The approach has been outlined in a blog by Ade Adewunmi, digital strategy advisor at GDS, published on the day that Cabinet Office Minister Matt Hancock announced a programme to upgrade the government data infrastructure.
Although not referring to the announcement, it provides some of the technical detail to back up the government’s plan, and says the existing structure for accessing and storing data is not up the needs of users.
Need for links
It says that the naming conventions and standardised APIs are needed to make it possible to link between registers – authoritative lists of trusted information – as part of an open register ecosystem. This needs the involvement of departments and agencies, although there will also be a role for the newly formed Data Leaders Network with the GDS Data Group providing support.
GDS has previously emphasised the importance of registers, and has begun work with departments on creating these to replace existing lists as the recognised sources of data wherever possible. But the blog acknowledges this will take time, and says that to get some value as quickly as possible it is analysing open datasets on data.gov.uk to identify the most commonly referenced as a basis for open registers.
“Building a distributed data landscape in this way makes for a robust ecosystem which will benefit users both inside and outside government,” Adewunmi says. “It’s one of many steps towards a 21sst century data infrastructure.”

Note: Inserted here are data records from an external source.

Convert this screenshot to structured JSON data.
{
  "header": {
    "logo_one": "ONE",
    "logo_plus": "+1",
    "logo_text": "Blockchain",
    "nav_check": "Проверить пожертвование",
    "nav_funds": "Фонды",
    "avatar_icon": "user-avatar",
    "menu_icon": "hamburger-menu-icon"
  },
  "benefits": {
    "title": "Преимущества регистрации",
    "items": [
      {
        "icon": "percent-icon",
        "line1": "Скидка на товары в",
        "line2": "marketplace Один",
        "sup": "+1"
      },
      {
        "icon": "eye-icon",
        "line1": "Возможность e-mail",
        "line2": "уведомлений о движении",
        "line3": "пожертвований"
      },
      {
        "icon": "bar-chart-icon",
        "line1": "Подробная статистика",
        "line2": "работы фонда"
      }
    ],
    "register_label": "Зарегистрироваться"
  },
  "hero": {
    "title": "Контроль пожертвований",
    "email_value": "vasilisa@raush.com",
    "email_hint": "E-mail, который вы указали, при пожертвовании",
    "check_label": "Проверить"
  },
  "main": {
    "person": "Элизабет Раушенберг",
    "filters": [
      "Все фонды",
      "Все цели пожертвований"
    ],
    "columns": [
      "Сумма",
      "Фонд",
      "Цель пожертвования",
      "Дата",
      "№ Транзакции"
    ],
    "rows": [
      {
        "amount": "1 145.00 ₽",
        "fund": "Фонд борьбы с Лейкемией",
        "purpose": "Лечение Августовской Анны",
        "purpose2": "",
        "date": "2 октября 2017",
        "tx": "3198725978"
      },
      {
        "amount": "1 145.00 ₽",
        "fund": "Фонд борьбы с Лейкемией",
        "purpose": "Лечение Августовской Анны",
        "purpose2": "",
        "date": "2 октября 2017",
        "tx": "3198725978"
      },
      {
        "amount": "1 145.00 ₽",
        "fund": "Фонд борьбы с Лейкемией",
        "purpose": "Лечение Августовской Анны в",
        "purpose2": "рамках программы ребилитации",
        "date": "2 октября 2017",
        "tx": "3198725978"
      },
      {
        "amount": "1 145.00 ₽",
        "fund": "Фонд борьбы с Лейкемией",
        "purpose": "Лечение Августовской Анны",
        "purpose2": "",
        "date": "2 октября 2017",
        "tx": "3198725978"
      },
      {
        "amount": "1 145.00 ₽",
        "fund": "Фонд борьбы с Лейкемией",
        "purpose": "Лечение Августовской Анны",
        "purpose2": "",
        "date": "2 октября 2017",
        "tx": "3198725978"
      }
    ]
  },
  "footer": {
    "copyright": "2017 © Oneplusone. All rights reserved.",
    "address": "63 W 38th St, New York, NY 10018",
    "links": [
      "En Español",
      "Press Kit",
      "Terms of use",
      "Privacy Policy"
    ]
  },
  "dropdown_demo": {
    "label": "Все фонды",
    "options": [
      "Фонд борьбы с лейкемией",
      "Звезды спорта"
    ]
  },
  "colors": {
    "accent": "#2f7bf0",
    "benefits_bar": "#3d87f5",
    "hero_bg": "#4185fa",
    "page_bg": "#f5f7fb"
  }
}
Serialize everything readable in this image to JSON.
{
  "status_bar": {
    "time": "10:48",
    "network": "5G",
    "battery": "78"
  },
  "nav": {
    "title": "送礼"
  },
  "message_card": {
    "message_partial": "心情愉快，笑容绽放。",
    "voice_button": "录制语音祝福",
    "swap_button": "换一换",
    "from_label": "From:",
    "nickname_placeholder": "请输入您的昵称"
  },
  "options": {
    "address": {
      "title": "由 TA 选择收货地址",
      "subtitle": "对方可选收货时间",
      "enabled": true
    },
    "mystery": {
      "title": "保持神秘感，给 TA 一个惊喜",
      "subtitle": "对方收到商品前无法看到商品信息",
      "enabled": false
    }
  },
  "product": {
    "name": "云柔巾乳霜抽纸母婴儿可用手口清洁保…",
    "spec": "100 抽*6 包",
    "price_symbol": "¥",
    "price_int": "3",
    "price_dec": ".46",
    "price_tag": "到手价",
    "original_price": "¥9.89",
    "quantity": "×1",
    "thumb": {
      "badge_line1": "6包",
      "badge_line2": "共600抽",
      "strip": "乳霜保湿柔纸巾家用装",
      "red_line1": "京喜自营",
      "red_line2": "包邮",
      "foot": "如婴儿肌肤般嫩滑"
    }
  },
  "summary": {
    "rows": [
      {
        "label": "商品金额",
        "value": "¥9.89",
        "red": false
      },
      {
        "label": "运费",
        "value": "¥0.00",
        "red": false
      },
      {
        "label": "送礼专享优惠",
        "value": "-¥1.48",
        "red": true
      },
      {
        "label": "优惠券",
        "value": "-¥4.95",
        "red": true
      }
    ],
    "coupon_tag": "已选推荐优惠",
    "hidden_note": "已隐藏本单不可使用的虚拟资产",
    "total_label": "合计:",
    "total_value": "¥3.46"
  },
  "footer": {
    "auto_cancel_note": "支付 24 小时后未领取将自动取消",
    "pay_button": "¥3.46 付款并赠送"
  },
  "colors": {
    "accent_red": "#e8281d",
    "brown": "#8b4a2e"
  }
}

In his speech, Hancock said the modernisation of the data infrastructure should involve improvements in standardising and managing data, moving away from government’s reliance on bulk data to create an economy of APIs. This would provide the scope for others to use and “mash” the data to provide new services.
Adewunmi also identifies three common problems in the way that government currently manages its data:
- that the data needs a more verifiable history to show how it has changed over time and to trace its provenance;
- APIs are not consistently available;
- and publishing data is not always regarded as a priority.
The three priority features in the new infrastructure will be that: data is accurate and up-to-date; retains the same format and is consistent with other datasets; and comprehensive for what it claims to cover.